In Private Lives, Public History, historian Anna Clark explores how our personal pasts intersect with broader historical questions. Drawing on interviews with Australians from five communities around the country, she uncovers how we think about the past in the context of our local and intimate stories, and the role that history plays in our lives. (blurb)
The chapter headings in this slim book are Thinking About History, Connection, History, Commemoration, Contest, Place, Presence of the Past. The book builds on the author’s earlier Teaching the Nation (2006) and History’s Children (2008). See also her lecture on historical consciousness from 2014 which is about the research that went into Private Lives, Public History. More recently, there is her 2016 lecture to the History Council of Victoria on place and historical consciousness in Australia. Anna Clark is one of Honest History’s distinguished supporters.

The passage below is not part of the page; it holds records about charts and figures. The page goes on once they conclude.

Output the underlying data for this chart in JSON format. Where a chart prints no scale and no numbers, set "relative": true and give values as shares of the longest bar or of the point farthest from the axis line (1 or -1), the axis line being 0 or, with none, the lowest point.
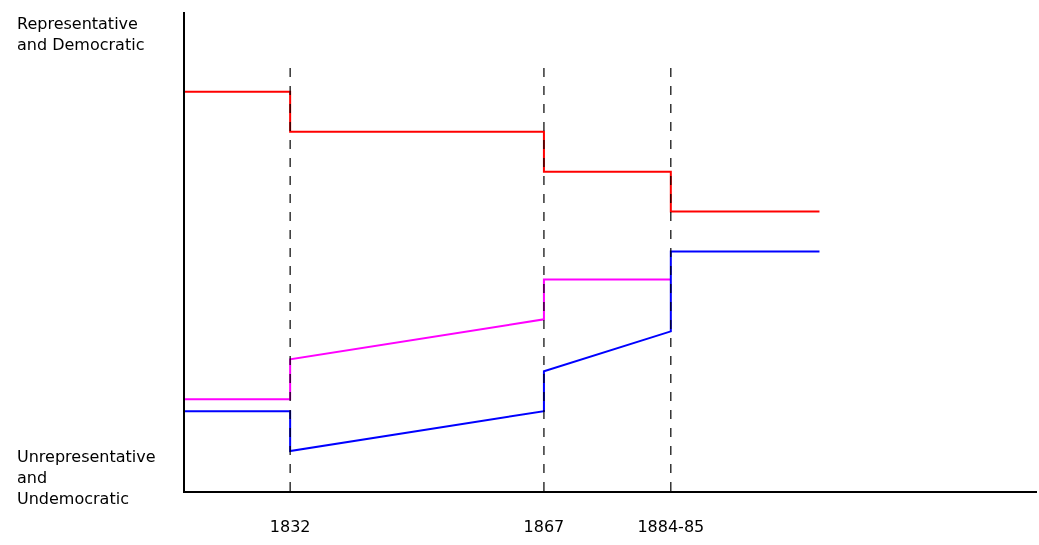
{
  "chart_data": {
    "type": "line",
    "relative": true,
    "annotations": [
      "Representative and Democratic",
      "Unrepresentative and Undemocratic"
    ],
    "xlim": [
      1817.5,
      1935
    ],
    "xticks": [
      1832,
      1867,
      {
        "value": 1884.5,
        "label": "1884-85"
      }
    ],
    "series": [
      {
        "color": "#ff0000",
        "x": [
          1817.5,
          1832,
          1832,
          1867,
          1867,
          1884.5,
          1884.5,
          1905
        ],
        "values": [
          1.0,
          1.0,
          0.9,
          0.9,
          0.8,
          0.8,
          0.7,
          0.7
        ]
      },
      {
        "color": "#ff00ff",
        "x": [
          1817.5,
          1832,
          1832,
          1867,
          1867,
          1884.5
        ],
        "values": [
          0.23,
          0.23,
          0.33,
          0.43,
          0.53,
          0.53
        ]
      },
      {
        "color": "#0000ff",
        "x": [
          1817.5,
          1832,
          1832,
          1867,
          1867,
          1884.5,
          1884.5,
          1905
        ],
        "values": [
          0.2,
          0.2,
          0.1,
          0.2,
          0.3,
          0.4,
          0.6,
          0.6
        ]
      }
    ],
    "ref_lines": [
      {
        "axis": "x",
        "value": 1832,
        "color": "#000000",
        "line_style": "dashed"
      },
      {
        "axis": "x",
        "value": 1867,
        "color": "#000000",
        "line_style": "dashed"
      },
      {
        "axis": "x",
        "value": 1884.5,
        "color": "#000000",
        "line_style": "dashed"
      }
    ],
    "marker": "none",
    "line_style": "solid"
  }
}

The book was reviewed for Inside Story by Honest History committee member, Carolyn Holbrook, who also discussed the book in a recent speech for the Professional Historians Association (Victoria). Miriam Cosic reviewed the book for The Australian, Phillip Deery reviewed it for Fairfax, FL reviewed it for The Saturday Paper, and the author talked about it with Ellen Fanning on the ABC. The Age had an extract.